It is one of the great ironies of South Africa that the Afrikaner, now seen as a pitiless persecutor of a black majority, has a history of struggle against oppression. During the 17th and 18th centuries, while the Cape colony was under the control of the Dutch East India Company, the earlier settlers, who by now included German immigrants and French Huguenots seeking religious freedom, were the first to suffer. They were denied land rights and subjected to fines for such offenses as allowing their cattle to stray.
The British, who seized the colony in 1795, were equally harsh overlords who regarded the Afrikaners as obstinate and inferior. Afrikaners were excluded from jury service because of their language, forced to accept English-speaking ministers in their churches and tormented by courts that encouraged black servants to give evidence against their masters.

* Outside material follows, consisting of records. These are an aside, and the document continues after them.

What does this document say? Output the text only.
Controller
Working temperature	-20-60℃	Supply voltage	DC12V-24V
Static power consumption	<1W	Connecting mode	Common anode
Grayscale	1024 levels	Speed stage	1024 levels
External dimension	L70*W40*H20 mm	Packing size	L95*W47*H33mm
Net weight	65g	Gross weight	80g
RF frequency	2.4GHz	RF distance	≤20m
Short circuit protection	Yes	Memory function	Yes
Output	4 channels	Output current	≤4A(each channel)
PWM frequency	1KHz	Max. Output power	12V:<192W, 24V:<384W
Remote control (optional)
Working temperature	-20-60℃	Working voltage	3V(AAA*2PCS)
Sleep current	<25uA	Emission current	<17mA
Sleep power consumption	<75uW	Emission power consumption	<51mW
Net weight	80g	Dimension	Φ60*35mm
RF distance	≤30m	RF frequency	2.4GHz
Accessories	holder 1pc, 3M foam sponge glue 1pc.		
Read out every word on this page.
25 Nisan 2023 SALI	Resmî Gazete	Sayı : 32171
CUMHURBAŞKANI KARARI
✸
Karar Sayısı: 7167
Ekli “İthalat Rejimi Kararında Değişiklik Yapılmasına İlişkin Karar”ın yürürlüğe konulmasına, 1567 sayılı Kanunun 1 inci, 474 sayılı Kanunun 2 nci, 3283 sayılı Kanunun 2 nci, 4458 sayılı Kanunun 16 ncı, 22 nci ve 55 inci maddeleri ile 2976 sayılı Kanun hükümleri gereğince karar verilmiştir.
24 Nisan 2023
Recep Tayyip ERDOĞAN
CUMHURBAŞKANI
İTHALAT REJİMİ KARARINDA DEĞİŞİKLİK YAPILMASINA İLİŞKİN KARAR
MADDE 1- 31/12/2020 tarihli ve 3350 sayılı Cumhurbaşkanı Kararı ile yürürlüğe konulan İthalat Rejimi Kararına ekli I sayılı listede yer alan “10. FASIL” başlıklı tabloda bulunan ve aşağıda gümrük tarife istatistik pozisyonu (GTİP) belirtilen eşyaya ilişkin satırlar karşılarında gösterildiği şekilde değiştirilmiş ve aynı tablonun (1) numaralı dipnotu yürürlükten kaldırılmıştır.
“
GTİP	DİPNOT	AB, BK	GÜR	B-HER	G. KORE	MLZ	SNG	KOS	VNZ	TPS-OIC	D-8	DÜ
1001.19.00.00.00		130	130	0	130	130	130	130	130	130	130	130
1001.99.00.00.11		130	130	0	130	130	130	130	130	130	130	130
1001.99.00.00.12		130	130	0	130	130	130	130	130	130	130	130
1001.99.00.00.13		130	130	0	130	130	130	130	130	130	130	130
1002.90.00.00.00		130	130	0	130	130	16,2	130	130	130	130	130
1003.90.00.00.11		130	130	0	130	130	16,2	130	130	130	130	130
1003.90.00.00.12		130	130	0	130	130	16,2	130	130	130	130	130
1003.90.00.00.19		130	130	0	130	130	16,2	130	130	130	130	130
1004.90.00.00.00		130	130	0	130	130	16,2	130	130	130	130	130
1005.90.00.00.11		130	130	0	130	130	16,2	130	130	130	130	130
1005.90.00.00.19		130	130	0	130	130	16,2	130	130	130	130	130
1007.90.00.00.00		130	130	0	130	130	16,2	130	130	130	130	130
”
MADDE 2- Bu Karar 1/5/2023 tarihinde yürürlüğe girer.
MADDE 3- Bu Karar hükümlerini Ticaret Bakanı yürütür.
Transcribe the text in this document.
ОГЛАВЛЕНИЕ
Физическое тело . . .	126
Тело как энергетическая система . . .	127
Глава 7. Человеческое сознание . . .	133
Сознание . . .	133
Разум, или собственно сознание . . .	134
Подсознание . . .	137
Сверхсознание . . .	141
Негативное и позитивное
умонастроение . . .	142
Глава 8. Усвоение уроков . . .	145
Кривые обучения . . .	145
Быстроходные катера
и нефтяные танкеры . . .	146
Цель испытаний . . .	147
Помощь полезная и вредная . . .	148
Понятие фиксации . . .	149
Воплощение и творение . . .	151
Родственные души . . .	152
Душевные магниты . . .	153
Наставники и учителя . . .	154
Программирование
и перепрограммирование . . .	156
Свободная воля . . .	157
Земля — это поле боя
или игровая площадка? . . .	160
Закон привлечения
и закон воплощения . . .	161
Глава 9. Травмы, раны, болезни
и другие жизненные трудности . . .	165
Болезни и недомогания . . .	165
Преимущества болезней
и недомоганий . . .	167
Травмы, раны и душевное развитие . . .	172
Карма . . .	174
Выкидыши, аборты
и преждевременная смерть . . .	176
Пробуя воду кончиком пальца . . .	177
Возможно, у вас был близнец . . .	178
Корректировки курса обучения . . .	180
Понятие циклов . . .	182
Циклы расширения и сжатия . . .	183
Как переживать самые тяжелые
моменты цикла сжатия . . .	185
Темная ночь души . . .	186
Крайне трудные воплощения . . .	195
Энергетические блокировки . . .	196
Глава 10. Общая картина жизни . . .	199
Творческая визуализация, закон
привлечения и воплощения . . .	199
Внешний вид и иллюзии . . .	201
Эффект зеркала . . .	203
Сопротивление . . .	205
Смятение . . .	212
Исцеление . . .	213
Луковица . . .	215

In the mid-1830s thousands of settlers fled British rule by migrating into the interior in ox-drawn wagons. There were bitter fights between the voortrekkers and black tribes migrating from the north in search of fresh grazing land. The discovery of gold in the Transvaal in 1886 led to an invasion of white English-speaking settlers—and eventually to Afrikaner defeat in the Anglo-Boer War of 1899-1902.
Isolated in the heartland of the Dark Continent, the Afrikaners were relatively untouched by the liberalizing forces that swept Europe and America in the 19th century. Nor were their ranks infused with the new blood of Dutch immigrants from what had long ceased to be a homeland across the seas. After the Boer War, the Afrikaners were second-class citizens in what they regarded as their only country. Their solution was to take refuge in and inspiration from their churches and societies—notably the mysterious Broederbond—which knit the community together, and to wait for a time when political power could be theirs.
That day came in 1948 when, in an upset victory, their National Party, led by Daniel Malan, defeated the United Party founded by Jan Smuts. Although the basis of national separation of the races in South Africa dates back to 1909, when the British withdrew the rights of non-whites to sit in parliament, the new government moved inexorably to spread and enforce apartheid.